How far has the last 20 years of environmental activism got us along the road to real sustainable development? This was the starting point for an impassioned debate at the IUCN Barcelona congress on Monday.
Bill Adams, Professor of Conservation and Development at Cambridge University and co-author of IUCN book Transition to Sustainability, pointed out what is at stake. At a time when wildlife populations are declining, human beings are using up more and more of the planet’s resources.
“We are consuming ourselves out of the earth,” he said, “we need a transition to sustainability because the arguments we made 20 years ago still matter, it’s just we haven’t carried them out.” His book suggests a simple three-point plan which should help create “an economy that can fit on a single planet.” Its targets are decarbonize the economy, commit to social justice and protect the biosphere.
Panel members gave their view of what is the most significant progress made over this period. For Ray Anderson, whose carpet tile company Interface is striving to totally elimininate its environmental footprint, “the awakening of business leaders to sustainability is the most important thing I’ve seen happen.”
Stephen Dunbar-Johnson, publisher of the International Herald Tribune, agrees that business, especially the media, has made great progress in grasping the importance of sustainability. “This is beginning to translate into public and consumer awareness but it stops there,” he says. “The change required is so significant that I am not sure the environmental movement is articulating the details of how this can occur.”

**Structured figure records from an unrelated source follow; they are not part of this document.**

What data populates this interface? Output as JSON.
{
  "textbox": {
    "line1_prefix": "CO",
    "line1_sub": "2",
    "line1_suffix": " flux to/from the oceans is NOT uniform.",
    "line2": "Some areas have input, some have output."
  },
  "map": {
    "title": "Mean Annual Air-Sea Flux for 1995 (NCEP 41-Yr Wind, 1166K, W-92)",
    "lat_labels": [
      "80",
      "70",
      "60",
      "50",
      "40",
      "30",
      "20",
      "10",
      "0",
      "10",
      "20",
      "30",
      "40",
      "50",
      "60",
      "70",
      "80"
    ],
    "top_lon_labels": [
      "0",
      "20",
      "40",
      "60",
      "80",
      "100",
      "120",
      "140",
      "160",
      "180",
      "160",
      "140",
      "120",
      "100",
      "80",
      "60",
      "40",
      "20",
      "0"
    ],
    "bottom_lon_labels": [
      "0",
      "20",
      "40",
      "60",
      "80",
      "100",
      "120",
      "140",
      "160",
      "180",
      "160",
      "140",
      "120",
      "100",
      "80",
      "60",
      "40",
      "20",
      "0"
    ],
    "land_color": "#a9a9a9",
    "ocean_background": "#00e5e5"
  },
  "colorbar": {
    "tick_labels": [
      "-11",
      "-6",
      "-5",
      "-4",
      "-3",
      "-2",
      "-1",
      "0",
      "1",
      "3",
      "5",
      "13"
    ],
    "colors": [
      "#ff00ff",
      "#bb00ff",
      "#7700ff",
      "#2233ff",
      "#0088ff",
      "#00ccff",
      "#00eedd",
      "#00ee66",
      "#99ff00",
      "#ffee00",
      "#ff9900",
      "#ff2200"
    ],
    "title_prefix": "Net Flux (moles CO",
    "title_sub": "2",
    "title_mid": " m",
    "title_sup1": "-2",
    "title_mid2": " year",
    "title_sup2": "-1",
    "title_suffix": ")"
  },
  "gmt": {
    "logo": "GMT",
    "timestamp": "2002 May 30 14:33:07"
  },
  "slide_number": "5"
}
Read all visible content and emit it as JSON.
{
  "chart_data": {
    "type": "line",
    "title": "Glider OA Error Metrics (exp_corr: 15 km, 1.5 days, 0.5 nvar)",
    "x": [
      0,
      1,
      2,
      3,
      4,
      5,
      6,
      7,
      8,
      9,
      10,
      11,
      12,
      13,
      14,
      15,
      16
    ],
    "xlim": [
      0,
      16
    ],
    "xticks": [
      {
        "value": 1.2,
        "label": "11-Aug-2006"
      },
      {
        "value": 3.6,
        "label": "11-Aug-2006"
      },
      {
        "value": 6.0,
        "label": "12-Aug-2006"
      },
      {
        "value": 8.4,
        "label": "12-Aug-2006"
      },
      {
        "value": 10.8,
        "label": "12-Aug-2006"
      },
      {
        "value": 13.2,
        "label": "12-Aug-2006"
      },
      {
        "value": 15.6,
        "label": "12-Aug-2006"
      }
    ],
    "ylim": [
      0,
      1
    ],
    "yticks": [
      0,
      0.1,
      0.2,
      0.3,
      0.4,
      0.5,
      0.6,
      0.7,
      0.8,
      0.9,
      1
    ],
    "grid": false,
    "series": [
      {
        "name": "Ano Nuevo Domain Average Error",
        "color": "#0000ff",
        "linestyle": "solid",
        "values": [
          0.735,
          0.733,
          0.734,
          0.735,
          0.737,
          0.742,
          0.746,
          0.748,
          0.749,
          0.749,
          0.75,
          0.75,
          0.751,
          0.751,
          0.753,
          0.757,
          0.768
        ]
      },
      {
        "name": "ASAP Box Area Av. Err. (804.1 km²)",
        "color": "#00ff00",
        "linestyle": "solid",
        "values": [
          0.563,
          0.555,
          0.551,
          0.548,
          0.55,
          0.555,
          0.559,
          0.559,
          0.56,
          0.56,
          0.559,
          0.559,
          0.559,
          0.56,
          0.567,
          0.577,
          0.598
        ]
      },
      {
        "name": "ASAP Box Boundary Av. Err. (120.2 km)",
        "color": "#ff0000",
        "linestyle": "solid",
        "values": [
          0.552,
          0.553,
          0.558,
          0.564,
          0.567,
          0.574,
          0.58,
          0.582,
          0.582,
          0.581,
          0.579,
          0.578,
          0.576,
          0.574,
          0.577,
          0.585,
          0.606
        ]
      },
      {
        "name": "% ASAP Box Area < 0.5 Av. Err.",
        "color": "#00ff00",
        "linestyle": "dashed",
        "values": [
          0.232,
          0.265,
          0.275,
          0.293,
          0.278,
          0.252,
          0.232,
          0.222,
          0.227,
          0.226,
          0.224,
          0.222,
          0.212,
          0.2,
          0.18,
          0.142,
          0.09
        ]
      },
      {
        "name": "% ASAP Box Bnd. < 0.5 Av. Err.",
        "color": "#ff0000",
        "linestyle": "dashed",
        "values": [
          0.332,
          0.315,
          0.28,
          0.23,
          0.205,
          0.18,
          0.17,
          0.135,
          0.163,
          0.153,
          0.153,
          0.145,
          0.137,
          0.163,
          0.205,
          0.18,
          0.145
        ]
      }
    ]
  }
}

For Janine Benyus, author on biomimicry, the current financial crisis gives environmentalists new opportunities to get their message across. “The myth that Reaganomics works is crumbling but that doesn’t mean we have won,” she said. “It means there is an opportunity for new ideas so we really need to articulate a list of social and technological challenges written in a way people understand.”
Tariq Banuri believes sustainability is impossible without fairness. Research suggests that people’s sense of wellbeing increases with their income but after about US$10,000 it flattens out, he said. “Rich countries need to rein in their consumption because if it doesn’t add wellbeing it is just wasteful,” he added.